The Originals is a database website founded and run by Arnold Rypens in 2000 and based on a radio show and book series originally launched in 1982. It offers lists of the original versions of thousands of songs and musical compositions and adds every cover and sample made of it since. As of 2017 the site counts more than 15.000 titles.

==Concept==

The Originals was established to track down the original version of every possible song, melody, composition or sample. In many cases the tune listeners would recognize as "the original version" turns out to be much older and far more obscure. Visitors can use a search engine to type in the name of a musical work or artist and find the corresponding article. Articles about artists or bands provide a list of all of their songs which are covers and/or songs which have been covered. Articles about songs or melodies list all possible musical covers and versions. In both cases the names of each artist, composer, band, songwriter and year of recording are listed. Whenever possible, historical context and background is provided as well. The info is made available both in Dutch as well as English.

==History==

The project is the brainchild of Flemish radio host Arnold Rypens (1952) who established a radio show, Domino The Originals in February 1982 aired on Omroep Brabant (nowadays Radio 2). It aired nothing but original versions of hits of the day. The emissions sparked interest from listeners who were often surprised and intrigued how old certain songs were and how they sounded in their earliest embryonic versions. As such the show kept running and spawned a special book named The Originals - Prequel of the Hits (1987) by Arnold Rypens. This first edition listed some 12.000 music titles, tracing back their earliest versions predating hit version(s) and other relevant covers. Since then up to five new book editions have been published, completely updated and expanded. In 2010 an English version has been published as well.

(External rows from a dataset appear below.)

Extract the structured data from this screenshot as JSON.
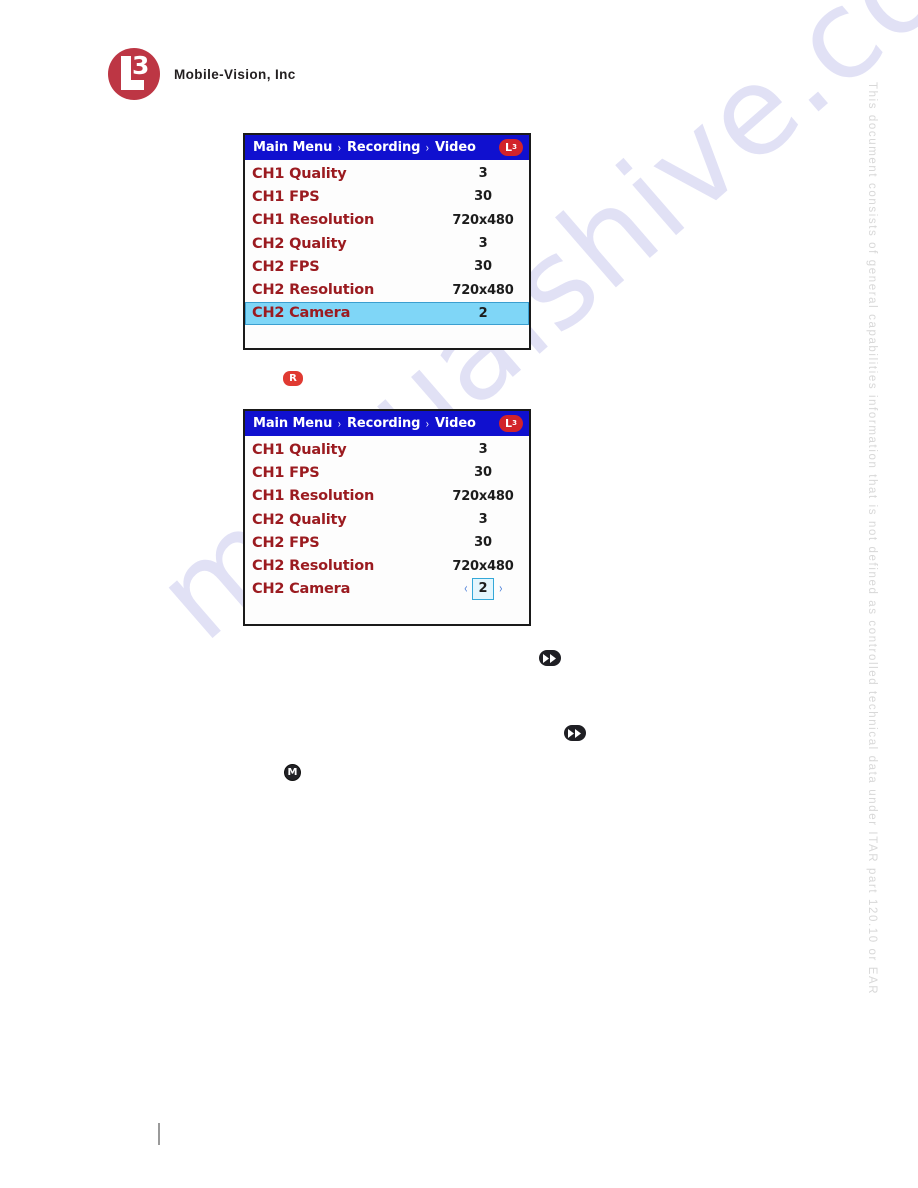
{
  "header": {
    "logo_name": "L3",
    "logo_letter": "L",
    "logo_digit": "3",
    "wordmark": "Mobile-Vision, Inc"
  },
  "watermarks": {
    "site": "manualshive.com",
    "itar_notice": "This document consists of general capabilities information that is not defined as controlled technical data under ITAR part 120.10 or EAR"
  },
  "colors": {
    "titlebar_blue": "#1010CF",
    "label_red": "#9B1B20",
    "selection_cyan": "#7FD6F7",
    "selection_border": "#3B9FD0",
    "badge_red": "#D2232A",
    "record_key_red": "#E03A32",
    "key_dark": "#1F1F24",
    "stepper_border": "#34A8D8",
    "chevron_blue": "#4C7FD8"
  },
  "panels": [
    {
      "id": "video-menu-selected",
      "breadcrumb": [
        "Main Menu",
        "Recording",
        "Video"
      ],
      "separator": "›",
      "badge": {
        "letter": "L",
        "sup": "3"
      },
      "rows": [
        {
          "label": "CH1 Quality",
          "value": "3",
          "state": "normal"
        },
        {
          "label": "CH1 FPS",
          "value": "30",
          "state": "normal"
        },
        {
          "label": "CH1 Resolution",
          "value": "720x480",
          "state": "normal"
        },
        {
          "label": "CH2 Quality",
          "value": "3",
          "state": "normal"
        },
        {
          "label": "CH2 FPS",
          "value": "30",
          "state": "normal"
        },
        {
          "label": "CH2 Resolution",
          "value": "720x480",
          "state": "normal"
        },
        {
          "label": "CH2 Camera",
          "value": "2",
          "state": "selected"
        }
      ]
    },
    {
      "id": "video-menu-editing",
      "breadcrumb": [
        "Main Menu",
        "Recording",
        "Video"
      ],
      "separator": "›",
      "badge": {
        "letter": "L",
        "sup": "3"
      },
      "rows": [
        {
          "label": "CH1 Quality",
          "value": "3",
          "state": "normal"
        },
        {
          "label": "CH1 FPS",
          "value": "30",
          "state": "normal"
        },
        {
          "label": "CH1 Resolution",
          "value": "720x480",
          "state": "normal"
        },
        {
          "label": "CH2 Quality",
          "value": "3",
          "state": "normal"
        },
        {
          "label": "CH2 FPS",
          "value": "30",
          "state": "normal"
        },
        {
          "label": "CH2 Resolution",
          "value": "720x480",
          "state": "normal"
        },
        {
          "label": "CH2 Camera",
          "value": "2",
          "state": "editing",
          "prev_arrow": "‹",
          "next_arrow": "›"
        }
      ]
    }
  ],
  "keys": {
    "record": "R",
    "menu": "M",
    "fast_forward_label": "fast-forward"
  },
  "page_tick": ""
}
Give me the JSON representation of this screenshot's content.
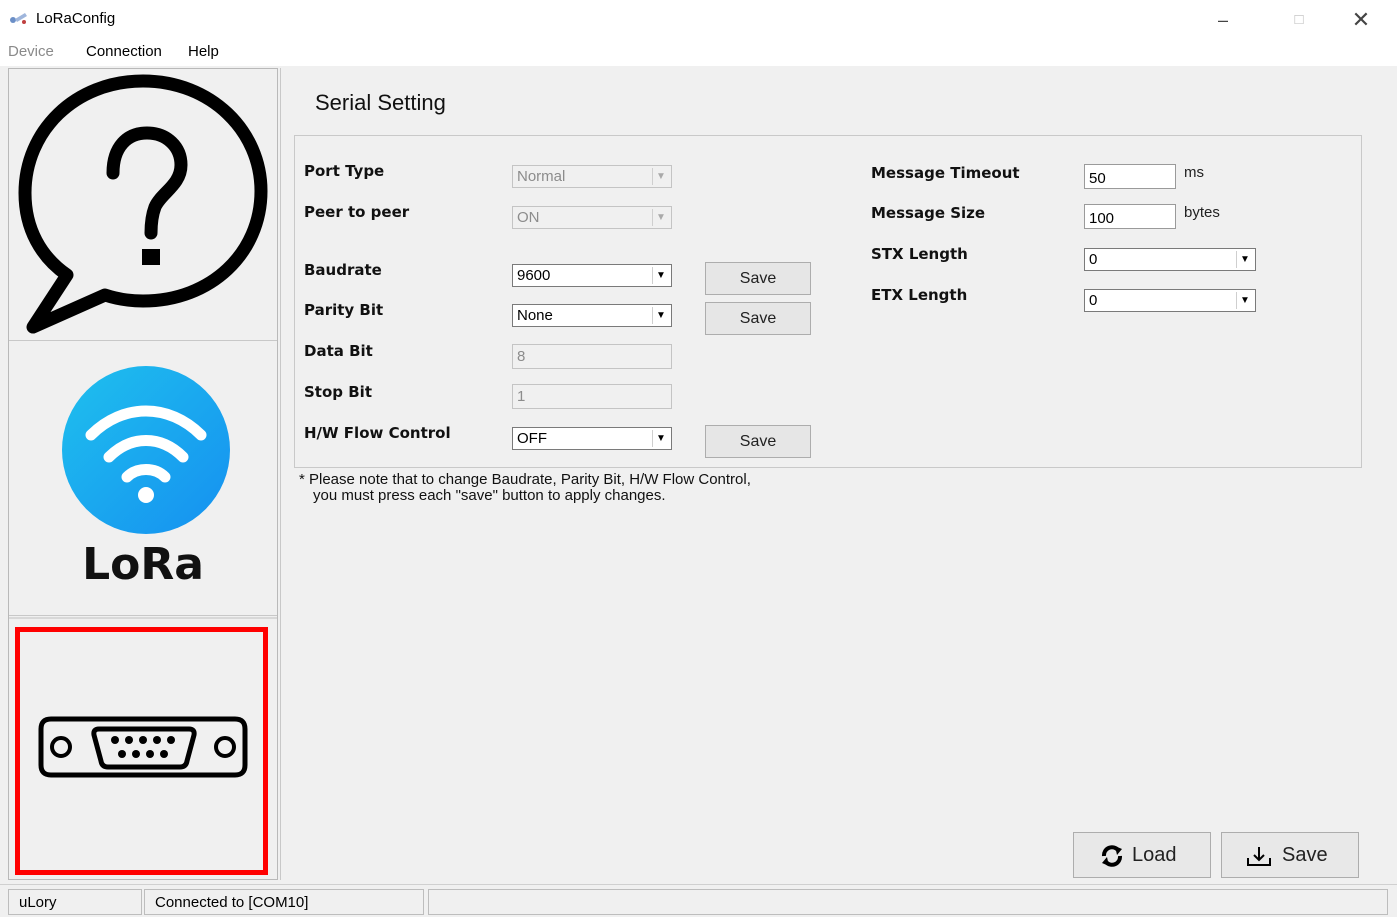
{
  "window": {
    "title": "LoRaConfig",
    "minimize": "–",
    "maximize": "□",
    "close": "✕"
  },
  "menu": {
    "device": "Device",
    "connection": "Connection",
    "help": "Help"
  },
  "sidebar": {
    "lora_label": "LoRa"
  },
  "main": {
    "title": "Serial Setting",
    "fields": {
      "port_type": {
        "label": "Port Type",
        "value": "Normal"
      },
      "peer_to_peer": {
        "label": "Peer to peer",
        "value": "ON"
      },
      "baudrate": {
        "label": "Baudrate",
        "value": "9600",
        "save": "Save"
      },
      "parity_bit": {
        "label": "Parity Bit",
        "value": "None",
        "save": "Save"
      },
      "data_bit": {
        "label": "Data Bit",
        "value": "8"
      },
      "stop_bit": {
        "label": "Stop Bit",
        "value": "1"
      },
      "hw_flow": {
        "label": "H/W Flow Control",
        "value": "OFF",
        "save": "Save"
      },
      "message_timeout": {
        "label": "Message Timeout",
        "value": "50",
        "unit": "ms"
      },
      "message_size": {
        "label": "Message Size",
        "value": "100",
        "unit": "bytes"
      },
      "stx_length": {
        "label": "STX Length",
        "value": "0"
      },
      "etx_length": {
        "label": "ETX Length",
        "value": "0"
      }
    },
    "note_line1": "* Please note that to change Baudrate, Parity Bit, H/W Flow Control,",
    "note_line2": "you must press each \"save\" button to apply changes.",
    "load_label": "Load",
    "save_label": "Save"
  },
  "status": {
    "app": "uLory",
    "connection": "Connected to [COM10]"
  },
  "colors": {
    "selection_frame": "#ff0000",
    "lora_circle": "#1aa7f0"
  },
  "icons": [
    "app-icon",
    "help-bubble-icon",
    "lora-wifi-icon",
    "serial-port-icon",
    "refresh-icon",
    "download-icon"
  ]
}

Rypens travelled the entire world, researched various libraries, audio collection, museums, archives of country, blues and soul and interviewed collectors and archivists like Joel Whitburn and Alan Lomax. Rypens' radio show has been broadcast on Omroep West-Vlaanderen, Studio Brussel and the regional channel Radio L1. To this day Rypens still has a daily segment in the radio program Pili Pili where he talks about one particular song whose origins he has discovered and mapped out. The show was also broadcast on Radio 3 in the Netherlands by Dutch host Hubert van Hoof. In 2000 Rypens established a website around the project.